If you haven't had your day ruined yet, allow me the honor.

Brach's, the infamous purveyor of candy corn in all its iconic forms, decided to release a truly cursed new flavor of candy corn: Thanksgiving.

Yes. Thanksgiving. It's Thanksgiving candy. As in "flavored as if it's a savory meal" kinda candy. One brave person took one for the team and tried it, and her review was nothing short of hysterical.

Let's get a look at these cursed things.

Thanks, I hate it.

Brach's says that their new candy corn is flavored like green beans, roast turkey, cranberry sauce, stuffing, apple pie, and coffee.

What in the "Bertie Botts' Every Flavor Beans" is this nonsense?

One Facebook user decided to try them.

Heather Martin, aka @momofnorank, bought a bag of the accursed candy and... well, I'll let her tell the story:

"When you open the bag, you’ll smell only the coffee ones. This is a transparent and deliberate attempt to lull you into a false sense of security. Don’t be a sucker. "

"[...] there is a special place in hell for whoever decided to make 3 of the flavors so similar in color."

I am already stressed out by this.

"Top left is turkey and gravy. It is disturbingly, hauntingly like candied turkey. Wrong on every level.

Top middle is stuffing. This one is an unrepentant violation of the Geneva Convention. Tastes like hate and sage. So much sage. It’s ironic, because you’ll need to burn sage to erase it from your psyche."

The caramel apple one was pretty standard fare, but the cranberry was just weird.

Unsplash | Yulia Khlebnikova

"Bottom left is allegedly cranberry sauce. What should have been a softball in the flavor development game instead offers nary a hint of cranberry, and not even a smidge of tartness. There is, however, the vaguest intimation of alkaloid bitterness. Cotton candy cough drop? That’s my best guess."

The green bean is basically plant candy.

Unsplash | Bob Bowie

"Bottom middle is green beans. Friends, it is unforgivable. If you left a cup of green tea on the porch in bad weather for a week, during which time it attained sentience and promptly began plotting your demise, and you hate green tea, that’s what this tastes like.

There’s definitely some dirt in it, and…Is that a hint of dead leaf, or decomposing June beetle? You’ll have the stabbing pains of deep regret for company as you work that one out."

She was not done roasting the green bean flavor.

"However, I think my personal pick for most offensive to the celebration of Thanksgiving food is the green bean. It’s not green bean casserole, by the way, oh no. No umami here.

Raw, unholy green in flavor as well as color, with a single, one-note foghorn taste, like mowing the lawn with your mouth open."

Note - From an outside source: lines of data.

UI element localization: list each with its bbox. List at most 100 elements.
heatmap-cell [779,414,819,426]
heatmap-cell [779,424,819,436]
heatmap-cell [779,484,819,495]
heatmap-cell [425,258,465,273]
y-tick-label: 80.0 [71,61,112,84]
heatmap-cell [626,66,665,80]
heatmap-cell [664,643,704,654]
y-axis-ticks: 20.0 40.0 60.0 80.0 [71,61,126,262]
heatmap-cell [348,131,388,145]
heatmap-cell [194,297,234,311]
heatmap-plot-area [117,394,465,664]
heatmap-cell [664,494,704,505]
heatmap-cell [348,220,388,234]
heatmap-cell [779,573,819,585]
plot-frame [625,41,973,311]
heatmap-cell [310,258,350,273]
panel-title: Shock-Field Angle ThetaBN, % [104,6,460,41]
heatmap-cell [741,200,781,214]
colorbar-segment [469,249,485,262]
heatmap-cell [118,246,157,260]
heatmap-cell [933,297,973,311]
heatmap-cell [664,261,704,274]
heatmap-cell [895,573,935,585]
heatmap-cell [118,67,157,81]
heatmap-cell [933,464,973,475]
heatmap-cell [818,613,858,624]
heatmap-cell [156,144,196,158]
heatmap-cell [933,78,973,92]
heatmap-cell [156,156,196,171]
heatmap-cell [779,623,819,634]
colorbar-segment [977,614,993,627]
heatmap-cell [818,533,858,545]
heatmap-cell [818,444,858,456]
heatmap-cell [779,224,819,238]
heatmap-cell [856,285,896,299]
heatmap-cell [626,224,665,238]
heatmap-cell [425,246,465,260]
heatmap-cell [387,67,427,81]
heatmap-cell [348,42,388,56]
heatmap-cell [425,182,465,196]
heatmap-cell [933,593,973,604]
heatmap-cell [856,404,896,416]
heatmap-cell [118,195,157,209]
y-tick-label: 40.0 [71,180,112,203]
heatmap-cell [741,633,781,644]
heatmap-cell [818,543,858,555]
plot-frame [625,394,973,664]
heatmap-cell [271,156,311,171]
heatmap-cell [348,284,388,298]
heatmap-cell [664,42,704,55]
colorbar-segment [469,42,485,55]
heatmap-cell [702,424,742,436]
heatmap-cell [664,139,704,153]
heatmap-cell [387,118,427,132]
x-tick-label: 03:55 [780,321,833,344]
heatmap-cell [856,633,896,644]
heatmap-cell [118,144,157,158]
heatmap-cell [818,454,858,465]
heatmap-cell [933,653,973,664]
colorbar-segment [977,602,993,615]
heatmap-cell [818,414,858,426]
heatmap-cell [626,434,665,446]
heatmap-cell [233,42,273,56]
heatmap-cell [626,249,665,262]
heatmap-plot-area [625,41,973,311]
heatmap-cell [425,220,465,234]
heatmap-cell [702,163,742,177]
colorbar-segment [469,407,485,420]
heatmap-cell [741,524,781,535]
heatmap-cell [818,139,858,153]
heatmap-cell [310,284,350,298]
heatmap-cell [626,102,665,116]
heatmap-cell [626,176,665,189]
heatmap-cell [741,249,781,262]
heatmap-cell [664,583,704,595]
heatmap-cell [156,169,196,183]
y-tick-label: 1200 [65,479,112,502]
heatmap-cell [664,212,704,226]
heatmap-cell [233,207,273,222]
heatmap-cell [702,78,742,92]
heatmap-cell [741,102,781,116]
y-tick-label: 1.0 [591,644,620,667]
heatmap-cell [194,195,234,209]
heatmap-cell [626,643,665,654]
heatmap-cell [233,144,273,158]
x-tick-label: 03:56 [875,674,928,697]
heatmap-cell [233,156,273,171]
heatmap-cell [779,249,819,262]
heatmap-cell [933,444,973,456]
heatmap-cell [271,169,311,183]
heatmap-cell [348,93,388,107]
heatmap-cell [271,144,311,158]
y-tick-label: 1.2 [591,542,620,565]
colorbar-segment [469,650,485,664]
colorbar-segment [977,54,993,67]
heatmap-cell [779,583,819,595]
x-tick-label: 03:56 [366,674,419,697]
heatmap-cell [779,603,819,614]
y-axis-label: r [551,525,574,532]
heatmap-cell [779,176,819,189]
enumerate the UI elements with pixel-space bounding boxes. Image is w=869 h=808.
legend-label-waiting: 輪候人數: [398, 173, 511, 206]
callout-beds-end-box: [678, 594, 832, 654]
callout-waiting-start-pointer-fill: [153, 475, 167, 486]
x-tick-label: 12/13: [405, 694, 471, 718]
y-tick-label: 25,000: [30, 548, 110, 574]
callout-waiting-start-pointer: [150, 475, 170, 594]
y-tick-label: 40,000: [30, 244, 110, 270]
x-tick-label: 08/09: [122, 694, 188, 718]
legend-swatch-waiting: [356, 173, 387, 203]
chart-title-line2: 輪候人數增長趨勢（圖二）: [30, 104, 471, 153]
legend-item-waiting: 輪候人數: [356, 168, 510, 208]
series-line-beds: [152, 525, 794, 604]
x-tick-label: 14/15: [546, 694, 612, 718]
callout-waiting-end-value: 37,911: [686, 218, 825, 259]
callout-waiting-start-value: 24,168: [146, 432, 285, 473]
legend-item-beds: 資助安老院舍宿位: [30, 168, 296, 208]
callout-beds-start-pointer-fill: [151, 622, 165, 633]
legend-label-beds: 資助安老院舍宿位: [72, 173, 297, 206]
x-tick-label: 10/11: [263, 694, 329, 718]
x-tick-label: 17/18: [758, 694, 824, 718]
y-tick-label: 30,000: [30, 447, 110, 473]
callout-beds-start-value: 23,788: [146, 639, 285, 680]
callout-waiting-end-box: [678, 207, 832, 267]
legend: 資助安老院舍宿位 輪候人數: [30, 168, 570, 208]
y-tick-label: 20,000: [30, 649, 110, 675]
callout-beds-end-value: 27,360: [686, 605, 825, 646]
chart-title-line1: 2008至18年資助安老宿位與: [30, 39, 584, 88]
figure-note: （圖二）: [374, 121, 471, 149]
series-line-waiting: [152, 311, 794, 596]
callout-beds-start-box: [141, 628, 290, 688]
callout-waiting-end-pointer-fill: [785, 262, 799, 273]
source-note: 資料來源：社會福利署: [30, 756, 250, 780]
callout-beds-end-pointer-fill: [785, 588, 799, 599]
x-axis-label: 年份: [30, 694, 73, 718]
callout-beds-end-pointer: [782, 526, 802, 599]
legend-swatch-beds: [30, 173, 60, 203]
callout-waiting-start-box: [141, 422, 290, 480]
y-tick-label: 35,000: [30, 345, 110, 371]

Seriously, the green bean was the WORST.

"It’s what you might get if you described green beans to an alien who had been tasked with reproducing the flavor using only very inexpensive petroleum-based esters.

And you had never actually had green beans.

And also the alien hated its job."

The coffee was fine, but the worst one was stuffing.

Unsplash | Jakub Dziubak

"The stuffing one is by far the worst flavor. It is appalling. Pepperidge Farms has apparently taken up training assassins. I’ve met voodoo dolls with less evil intent. The developer of this flavor deserves your disdain, and for that, I salute them."

In one word: Ew!

So, does she recommend the Thanksgiving candy corns?

"Five stars.

⭐️⭐️⭐️⭐️⭐️

Everyone should get a bag. Set them out in a nice, inviting bowl, and don’t say a word."

I think she might be the funniest, most evil person in the world. I love her.